Nel corso degli anni, numerosi film e programmi televisivi occidentali, tra cui “Men in Black 3”, “Cloud Atlas” e “Pirati dei Caraibi”, sono stati modificati prima di essere mostrati al pubblico locale. Persino la reunion di “Friends” è stata epurata: spariti Lady Gaga, Justin Bieber e il gruppo pop coreano BTS. Alcune volte sono gli stessi distributori che pensano ad apportare le modifiche, pur di far uscire il loro prodotto sul mercato cinese. Altre volte le soluzioni sono “fai da te” come nel caso dei Minions.

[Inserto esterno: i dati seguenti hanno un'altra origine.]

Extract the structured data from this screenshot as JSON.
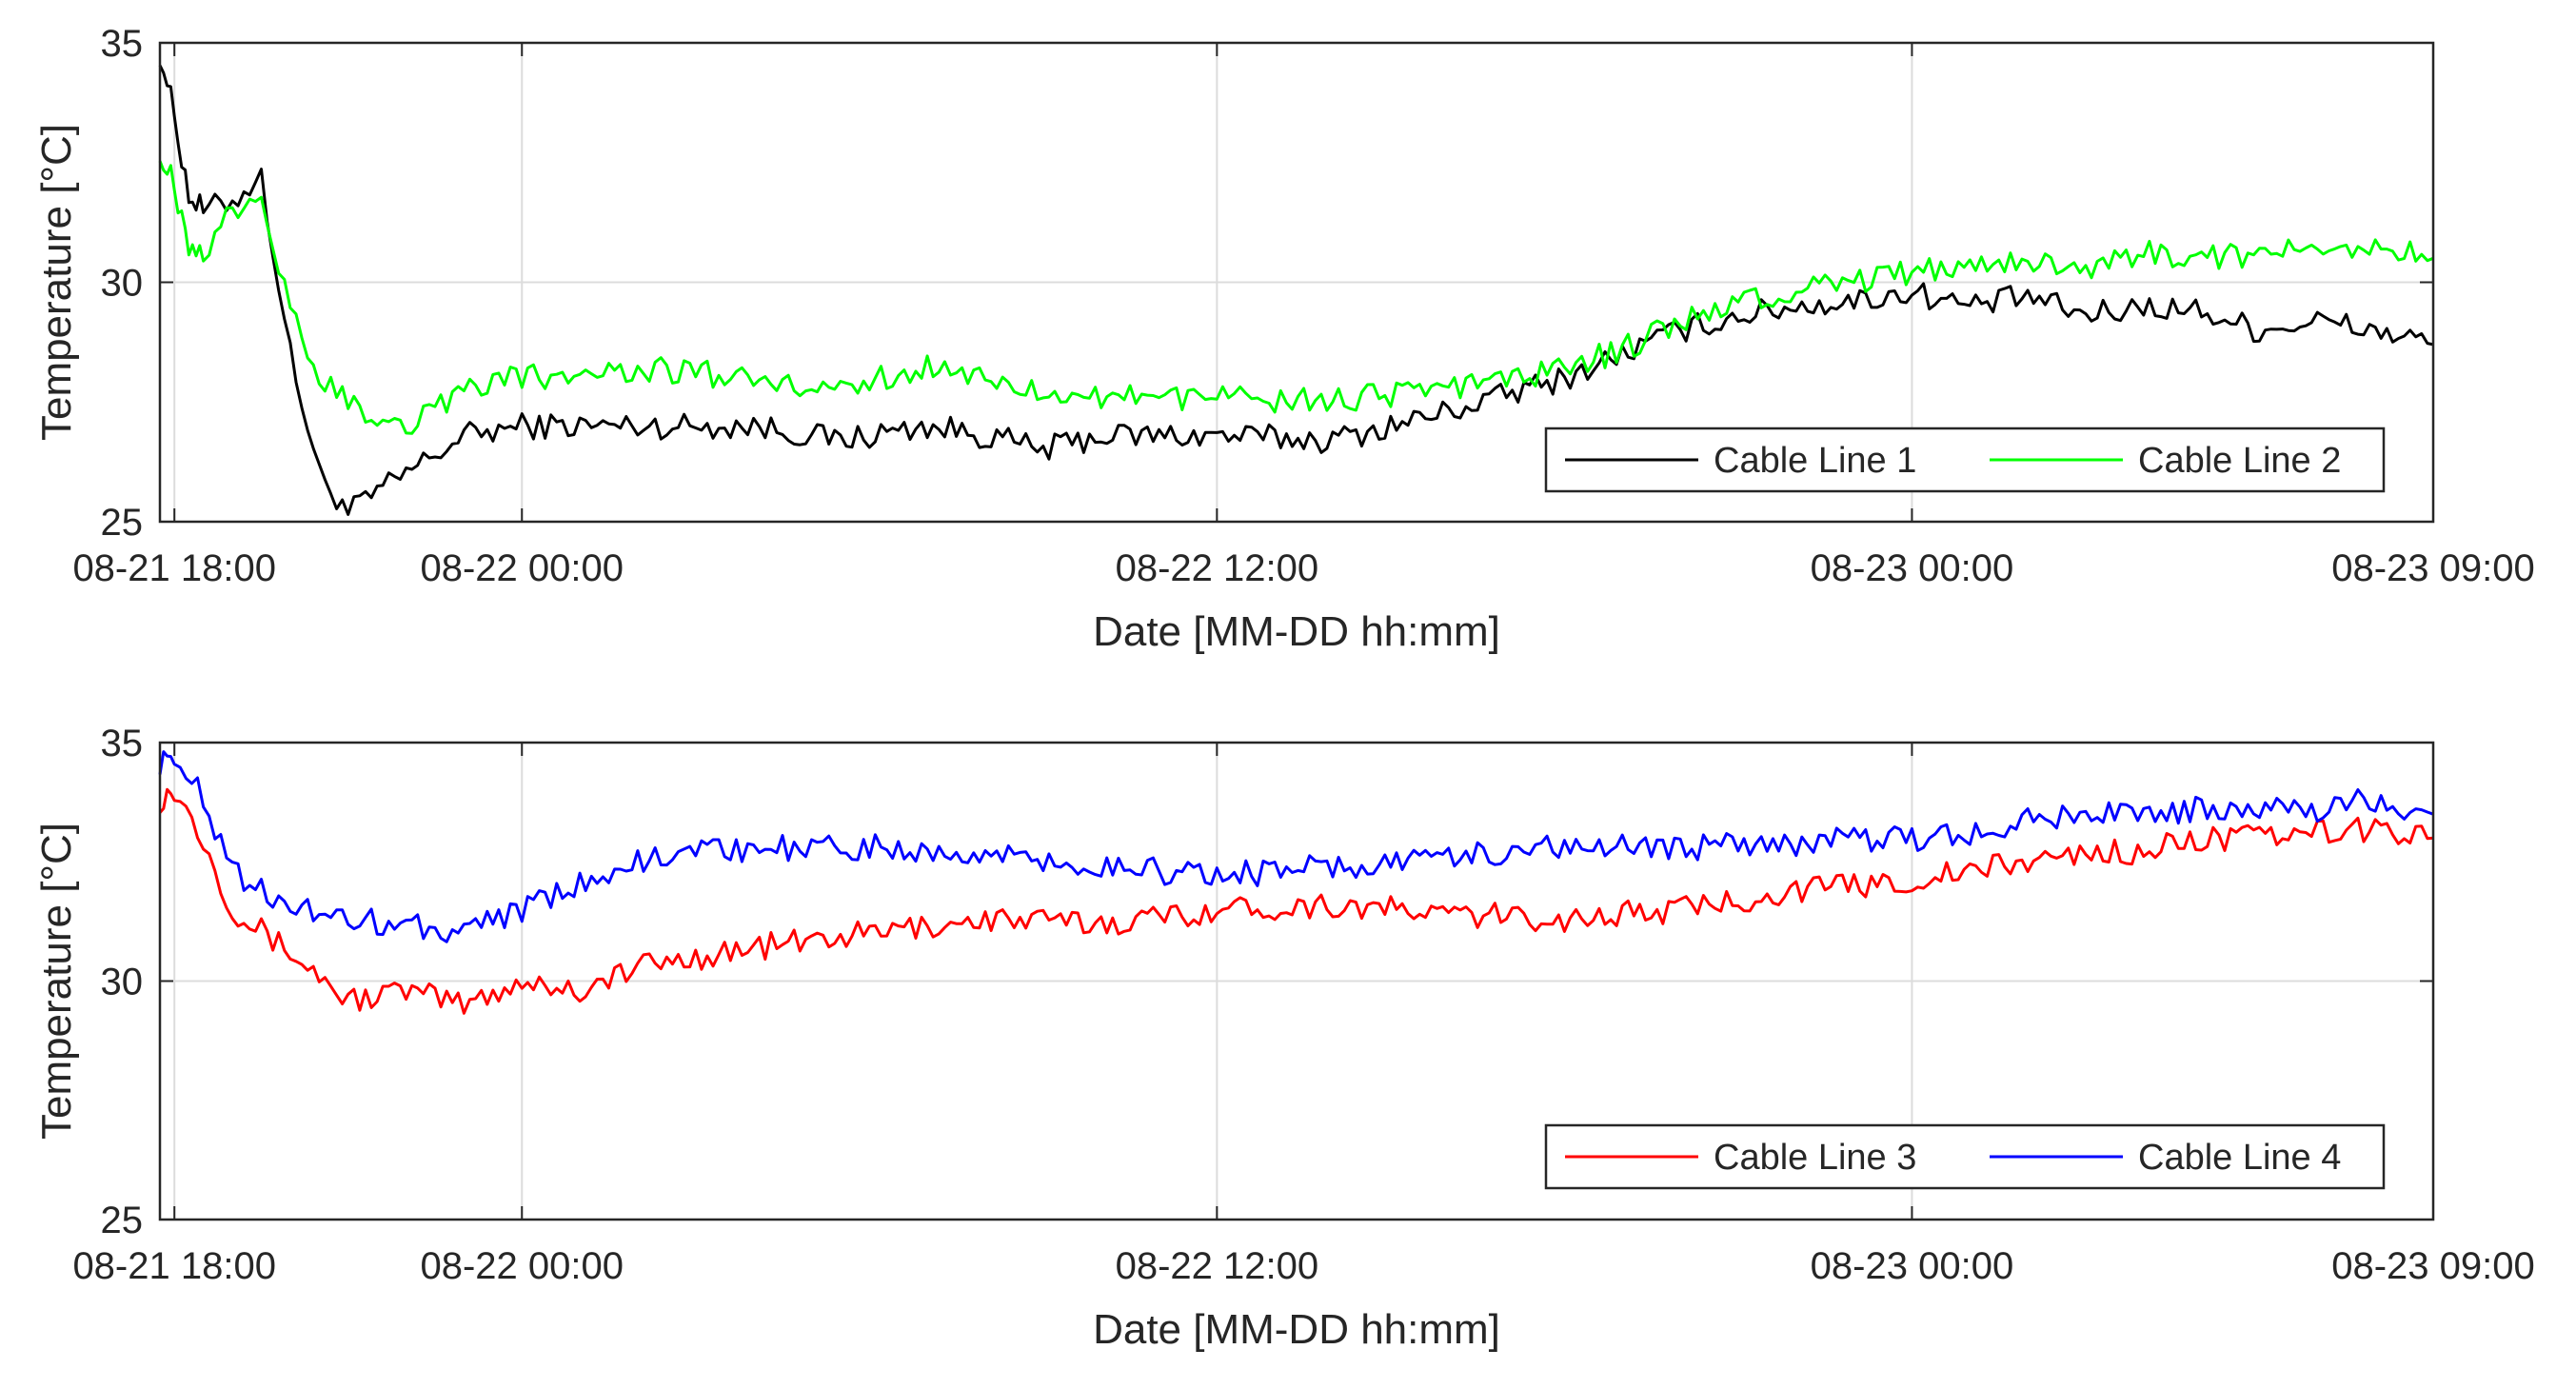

La scelta di non regalare al cattivo di turno una vittoria ha a che fare con la nuova spinta moralistica voluta dagli alti funzionari cinesi che di recente hanno non solo invitato gli artisti a diffondere i «valori fondamentali del socialismo» nelle loro esibizioni, ma hanno anche cercato di mettere un freno all’adulazione delle celebrità, ordinando alle piattaforme di streaming di «purificare» l’atmosfera online e di rettificare i «comportamenti illegali e immorali» dei vip di Internet. Nel settembre del 2021 Weibo bloccò una serie di profili appartenenti a fan dei BTS, rei di aver raccolto soldi per decorare un aereo con il volto di uno dei membri, Park Ji-min, in occasione del suo ventiseiesimo compleanno. Citando come causa «raccolta illegale di fondi», il social bloccò per 60 giorni l’account dei fan dietro all’iniziativa. Giorni dopo altri 21 profili appartenenti non solo a fan dei BTS ma anche del gruppo femminile Blackpink e gli EXO, una band con membri cinesi, furono bloccati con la motivazione che erano state fatte delle non ben specificate lamentele. «La mossa di Weibo arriva sullo sfondo di una più ampia repressione del governo sul culto delle celebrità e sulla cultura dei fan online in Cina», aveva scritto all’epoca il New York Times.